According to Manning Peskin, the counterintuitive treatment stems from research suggesting that "the discomfort of air hunger [comes] from the mismatch between the breathing our brain wants and our lungs' ability to inflate and deflate." Opiates lessen that discomfort by "tun[ing] our brain's appetite for air to what our body can provide," she writes.
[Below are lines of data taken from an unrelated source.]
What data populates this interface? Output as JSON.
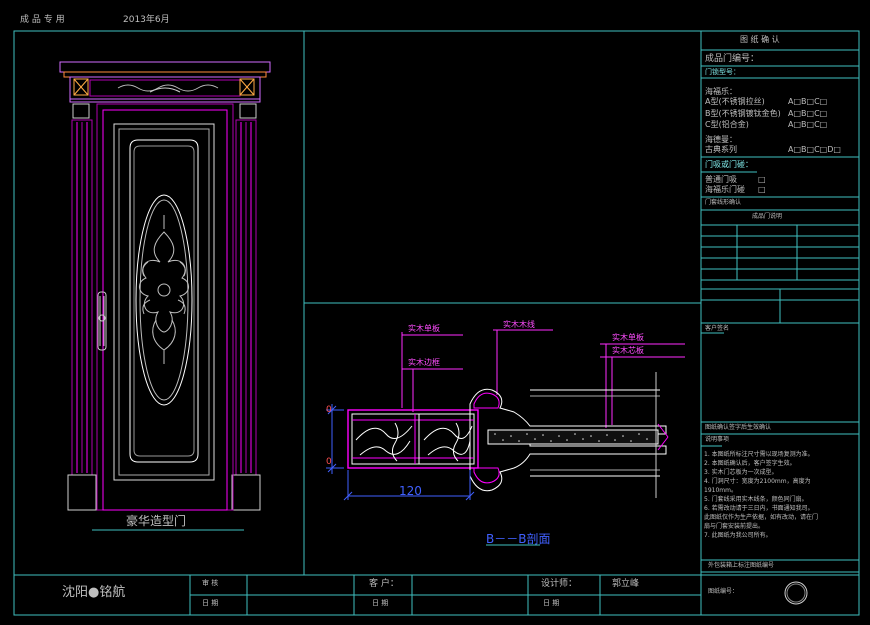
{
  "header": {
    "left_label": "成 品 专 用",
    "date": "2013年6月"
  },
  "door": {
    "caption": "豪华造型门"
  },
  "section": {
    "labels": {
      "l1": "实木单板",
      "l2": "实木边框",
      "l3": "实木木线",
      "l4": "实木单板",
      "l5": "实木芯板"
    },
    "dimension": "120",
    "title": "B－－B剖面"
  },
  "right_panel": {
    "title": "图 纸 确 认",
    "product_no": "成品门编号：",
    "hardware_title": "门锁型号：",
    "group1_title": "海福乐：",
    "group1_items": [
      "A型(不锈钢拉丝)",
      "B型(不锈钢镀钛金色)",
      "C型(铝合金)"
    ],
    "group2_title": "海德曼：",
    "group2_items": [
      "古典系列"
    ],
    "options_abc": "A□B□C□",
    "options_abcd": "A□B□C□D□",
    "stop_title": "门吸或门碰：",
    "stop_items": [
      "普通门吸",
      "海福乐门碰"
    ],
    "door_line_title": "门套线形确认",
    "inner_title": "成品门说明",
    "remark_title": "客户签名",
    "confirm_line": "图纸确认签字后生效确认",
    "notes_title": "说明事项",
    "notes": [
      "1. 本图纸所标注尺寸需以现场复测为准。",
      "2. 本图纸确认后，客户签字生效。",
      "3. 实木门芯板为一次成型。",
      "4. 门洞尺寸：宽度为2100mm，高度为",
      "1910mm。",
      "5. 门套线采用实木线条，颜色同门扇。",
      "6. 若需改动请于三日内，书面通知我司。",
      "此图纸仅作为生产依据，如有改动，请在门",
      "扇与门套安装前提出。",
      "7. 此图纸为我公司所有。"
    ],
    "footer_note": "外包装箱上标注图纸编号",
    "drawing_no": "图纸编号："
  },
  "title_block": {
    "company": "沈阳●铭航",
    "audit": "审 核",
    "date": "日 期",
    "customer": "客 户：",
    "date2": "日 期",
    "designer": "设计师：",
    "designer_name": "郭立峰",
    "date3": "日 期"
  },
  "colors": {
    "frame": "#3fbfbf",
    "door": "#ff00ff",
    "door_frame": "#b000b0",
    "detail": "#ffffff",
    "dim": "#4060ff"
  }
}
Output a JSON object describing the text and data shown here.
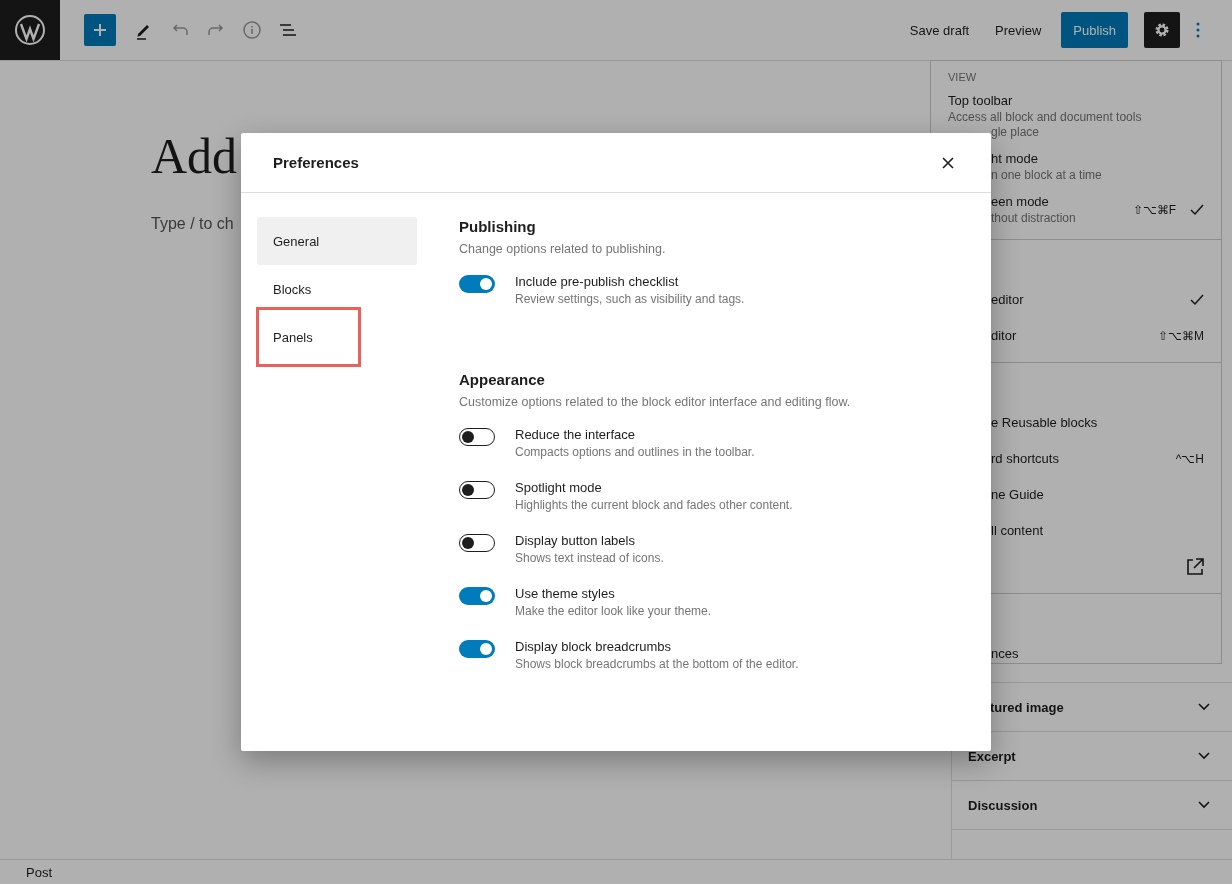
{
  "toolbar": {
    "buttons": [
      {
        "label": "Save draft",
        "kind": "secondary"
      },
      {
        "label": "Preview",
        "kind": "secondary"
      },
      {
        "label": "Publish",
        "kind": "primary"
      }
    ]
  },
  "editor": {
    "title_placeholder": "Add",
    "body_placeholder": "Type / to ch"
  },
  "sidebar": {
    "panels": [
      {
        "title": "tured image",
        "expanded": false,
        "clipped": true
      },
      {
        "title": "Excerpt",
        "expanded": false,
        "clipped": false
      },
      {
        "title": "Discussion",
        "expanded": false,
        "clipped": false
      }
    ]
  },
  "menu": {
    "sections": [
      {
        "heading": "VIEW",
        "items": [
          {
            "lines": [
              {
                "text": "Top toolbar",
                "kind": "label",
                "clipped": false
              },
              {
                "text": "Access all block and document tools",
                "kind": "desc",
                "clipped": false
              },
              {
                "text": "gle place",
                "kind": "desc",
                "clipped": true
              }
            ],
            "checked": false
          },
          {
            "lines": [
              {
                "text": "ht mode",
                "kind": "label",
                "clipped": true
              },
              {
                "text": "n one block at a time",
                "kind": "desc",
                "clipped": true
              }
            ],
            "checked": false
          },
          {
            "lines": [
              {
                "text": "een mode",
                "kind": "label",
                "clipped": true
              },
              {
                "text": "thout distraction",
                "kind": "desc",
                "clipped": true
              }
            ],
            "shortcut": "⇧⌥⌘F",
            "checked": true
          }
        ]
      },
      {
        "items": [
          {
            "lines": [
              {
                "text": "editor",
                "kind": "label",
                "clipped": true
              }
            ],
            "checked": true
          },
          {
            "lines": [
              {
                "text": "ditor",
                "kind": "label",
                "clipped": true
              }
            ],
            "shortcut": "⇧⌥⌘M",
            "checked": false
          }
        ]
      },
      {
        "items": [
          {
            "lines": [
              {
                "text": "e Reusable blocks",
                "kind": "label",
                "clipped": true
              }
            ],
            "checked": false
          },
          {
            "lines": [
              {
                "text": "rd shortcuts",
                "kind": "label",
                "clipped": true
              }
            ],
            "shortcut": "^⌥H",
            "checked": false
          },
          {
            "lines": [
              {
                "text": "ne Guide",
                "kind": "label",
                "clipped": true
              }
            ],
            "checked": false
          },
          {
            "lines": [
              {
                "text": "ll content",
                "kind": "label",
                "clipped": true
              }
            ],
            "checked": false
          },
          {
            "external": true,
            "checked": false
          }
        ]
      },
      {
        "items": [
          {
            "lines": [
              {
                "text": "nces",
                "kind": "label",
                "clipped": true
              }
            ],
            "checked": false
          }
        ]
      }
    ]
  },
  "status_bar": {
    "text": "Post"
  },
  "modal": {
    "title": "Preferences",
    "nav": [
      {
        "label": "General",
        "selected": true,
        "highlighted": false
      },
      {
        "label": "Blocks",
        "selected": false,
        "highlighted": false
      },
      {
        "label": "Panels",
        "selected": false,
        "highlighted": true
      }
    ],
    "sections": [
      {
        "title": "Publishing",
        "description": "Change options related to publishing.",
        "options": [
          {
            "label": "Include pre-publish checklist",
            "help": "Review settings, such as visibility and tags.",
            "on": true
          }
        ]
      },
      {
        "title": "Appearance",
        "description": "Customize options related to the block editor interface and editing flow.",
        "options": [
          {
            "label": "Reduce the interface",
            "help": "Compacts options and outlines in the toolbar.",
            "on": false
          },
          {
            "label": "Spotlight mode",
            "help": "Highlights the current block and fades other content.",
            "on": false
          },
          {
            "label": "Display button labels",
            "help": "Shows text instead of icons.",
            "on": false
          },
          {
            "label": "Use theme styles",
            "help": "Make the editor look like your theme.",
            "on": true
          },
          {
            "label": "Display block breadcrumbs",
            "help": "Shows block breadcrumbs at the bottom of the editor.",
            "on": true
          }
        ]
      }
    ]
  }
}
Moreover, she explains that some experts do not think that the quantity of morphine required to ease air hunger significantly affects an individual's ability to breath. Rather, she writes, "since air hunger and pain activate similar parts of the brain, opiates may simply work by muting the brain's pain signals."

3. Terminal agitation

"Instead of peacefully floating off, the dying person may cry out and try to get out of bed," a condition called "terminal agitation," Manning Peskin writes. She explains that while it's uncommon, it can be difficult to witness, involving muscle spasms and the impression of physical torment.

"There are physical causes for terminal agitation like urine retention, shortness of breath, pain, and metabolic abnormalities," Manning Peskin continues, but "it's hard to discount the role of the psyche and the spiritual." There are, however, drugs that can ease the condition.

According to Manning Peskin, "people who witness terminal agitation often believe it is the dying person's existential response to death's approach," a physically "visceral way" in which the body "react[s] to the shattering of inertia." After all, as she puts it, "We squirm and cry out coming into the world, and sometimes we do the same leaving it" (Manning Peskin, New York Times, 6/20).